Trainer einig: Ein 2:0 war möglich
„Wir wussten immer, dass mal ein Rückschlag kommen würde“, sagte Schalkes Sportvorstand Christian Heidel unaufgeregt. „Jetzt ist dieser Rückschlag da.“ Der Schwäche-Anfall kommt dennoch ungelegen, denn schon am Mittwoch brauchen die Schalker Nervenstärke und Durchschlagskraft: Dann geht es daheim gegen den VfL Wolfsburg im DFB-Pokal um den Einzug ins Halbfinale.

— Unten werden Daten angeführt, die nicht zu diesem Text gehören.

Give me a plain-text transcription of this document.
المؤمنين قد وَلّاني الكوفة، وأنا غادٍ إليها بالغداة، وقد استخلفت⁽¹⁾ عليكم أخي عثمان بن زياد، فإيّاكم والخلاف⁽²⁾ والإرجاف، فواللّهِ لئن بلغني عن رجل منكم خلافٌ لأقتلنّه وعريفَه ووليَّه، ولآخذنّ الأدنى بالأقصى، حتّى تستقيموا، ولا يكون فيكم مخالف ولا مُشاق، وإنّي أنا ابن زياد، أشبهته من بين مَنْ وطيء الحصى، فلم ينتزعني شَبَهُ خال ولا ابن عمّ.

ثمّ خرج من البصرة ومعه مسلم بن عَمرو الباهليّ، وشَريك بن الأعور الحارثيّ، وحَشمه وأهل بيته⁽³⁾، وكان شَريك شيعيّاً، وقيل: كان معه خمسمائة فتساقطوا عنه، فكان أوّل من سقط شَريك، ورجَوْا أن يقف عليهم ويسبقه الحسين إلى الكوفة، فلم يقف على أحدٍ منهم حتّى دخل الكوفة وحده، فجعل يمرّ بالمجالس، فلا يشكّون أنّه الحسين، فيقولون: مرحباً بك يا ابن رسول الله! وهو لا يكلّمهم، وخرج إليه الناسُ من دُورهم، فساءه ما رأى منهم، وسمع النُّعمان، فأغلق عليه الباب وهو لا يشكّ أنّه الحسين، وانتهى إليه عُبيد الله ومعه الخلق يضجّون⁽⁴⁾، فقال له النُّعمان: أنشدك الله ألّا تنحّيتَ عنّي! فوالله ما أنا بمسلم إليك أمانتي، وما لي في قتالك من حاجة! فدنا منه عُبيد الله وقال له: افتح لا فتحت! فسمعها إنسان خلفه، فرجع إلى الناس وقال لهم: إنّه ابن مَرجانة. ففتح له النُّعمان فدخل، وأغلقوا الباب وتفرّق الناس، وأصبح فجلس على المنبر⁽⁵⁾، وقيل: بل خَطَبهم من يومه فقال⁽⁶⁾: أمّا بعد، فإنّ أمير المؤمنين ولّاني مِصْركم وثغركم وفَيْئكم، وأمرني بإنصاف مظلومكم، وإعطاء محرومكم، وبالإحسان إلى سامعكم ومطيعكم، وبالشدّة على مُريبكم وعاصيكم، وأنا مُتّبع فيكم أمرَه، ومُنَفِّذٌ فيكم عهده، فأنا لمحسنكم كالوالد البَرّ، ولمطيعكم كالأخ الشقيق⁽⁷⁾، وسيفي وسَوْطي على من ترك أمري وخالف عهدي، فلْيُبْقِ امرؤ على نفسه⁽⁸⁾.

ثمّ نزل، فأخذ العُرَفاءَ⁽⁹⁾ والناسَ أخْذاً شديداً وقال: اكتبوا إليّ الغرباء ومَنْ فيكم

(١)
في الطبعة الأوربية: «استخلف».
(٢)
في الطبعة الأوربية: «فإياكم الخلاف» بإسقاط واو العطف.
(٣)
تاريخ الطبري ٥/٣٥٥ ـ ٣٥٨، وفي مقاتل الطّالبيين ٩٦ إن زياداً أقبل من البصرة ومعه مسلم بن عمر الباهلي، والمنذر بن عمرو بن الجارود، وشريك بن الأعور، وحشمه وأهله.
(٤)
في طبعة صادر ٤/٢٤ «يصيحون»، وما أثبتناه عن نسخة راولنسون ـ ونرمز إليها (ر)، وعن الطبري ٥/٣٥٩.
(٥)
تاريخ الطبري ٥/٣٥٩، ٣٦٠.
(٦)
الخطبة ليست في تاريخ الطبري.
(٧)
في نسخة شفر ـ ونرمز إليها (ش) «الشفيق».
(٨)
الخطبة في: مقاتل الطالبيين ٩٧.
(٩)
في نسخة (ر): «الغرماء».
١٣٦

Deshalb bemühte sich Routinier Naldo, der frühere Bremer und frühere Wolfsburger, sofort um eine positive Grundhaltung: „Natürlich dürfen wir nach dieser Niederlage enttäuscht sein – aber nur kurz, weil wir uns auf das Spiel gegen Wolfsburg konzentrieren müssen“, sagte der Deutsch-Brasilianer. „Wir wollen ins Pokalfinale nach Berlin!“
Das haben auch die Bremer vor, die am Dienstag im Viertelfinale in Leverkusen antreten. Doch für Werder muss der Klassenerhalt Priorität haben – egal, wie der gelingen mag. Trainer Kohfeldt versuchte erst gar nicht, den überraschenden Auswärtssieg überschwänglich zu erklären. Er gab zu: „Wir hätten mit 0:2, vielleicht sogar mit 0:3 zurückliegen können, dann wäre das Ding gegessen gewesen.“
Diese Analyse war eine Steilvorlage für Domenico Tedesco. „Wir müssen uns diese Niederlage selbst vorwerfen, sie hatte nichts mit Glück, Unglück oder individuellen Fehlern zu tun“, sagte der Trainer des FC Schalke. „Wir haben in der ersten Halbzeit nicht gut gespielt, wir haben glücklich geführt, und in der zweiten Halbzeit hätten wir das zweite Tor machen müssen.“
Schalke fehlt derzeit ein Torjäger
Beim 1:0 ließ Werder-Torwart Jiri Pavlenka den Fernschuss von Yevhen Konoplyanka durch die Finger flutschen (24.). Doch wieder einmal versäumten es die Schalker, nach einer Führung ihre Konter sauber auszuspielen. Und dann sah Verteidiger Matija Nastasic Gelb-Rot (78.), patzte ausnahmsweise auch mal Torwart Ralf Fährmann, staubte Max Kruse zum 1:1 ab (79.), waren die Bremer auch in der 90. Minute gedankenschneller: als Zlatko Junuzovic der Siegtreffer gelang.
In Unterzahl hatte Schalke naiv gespielt, Tedesco beklagte, dass sein Team „in so einem Spiel nicht auch mal mit einem Punkt zufrieden“ gewesen sei. Und folgerte: „Wir waren heute sehr grün hinter den Ohren.“
Er selbst hatte allerdings mit einer Aufstellung verblüfft, die bereits wenig Torgefahr versprach. Franco Di Santo rechtfertigt seine Nominierungen allenfalls durch Fleiß – sein Schuss Richtung Seitenaus bei einer Top-Torchance war erneut bezeichnend. Schalke fehlt ein kühler Knipser, einer, der vor dem Tor nicht lange nachdenkt. Auch Guido Burgstaller wirkt derzeit nicht unbelastet, und die Frage, ob Breel Embolo zu früherer Stärke zurückfinden kann, scheint noch nicht ausreichend beantwortet zu sein.
Die Harmlosigkeit der Angreifer und die fehlende Stabilität des gesamten Gefüges gingen in diesem Heimspiel eine für Schalke verhängnisvolle Partnerschaft ein.
Und nun? Wird sich Domenico Tedesco erstmals in dieser Saison auch als Moderator einer schwierigen Lage bewähren müssen. Auch er muss darauf hoffen, dass sich durch Lust auf den Pokal der Frust in der Liga schnell verdrängen lässt.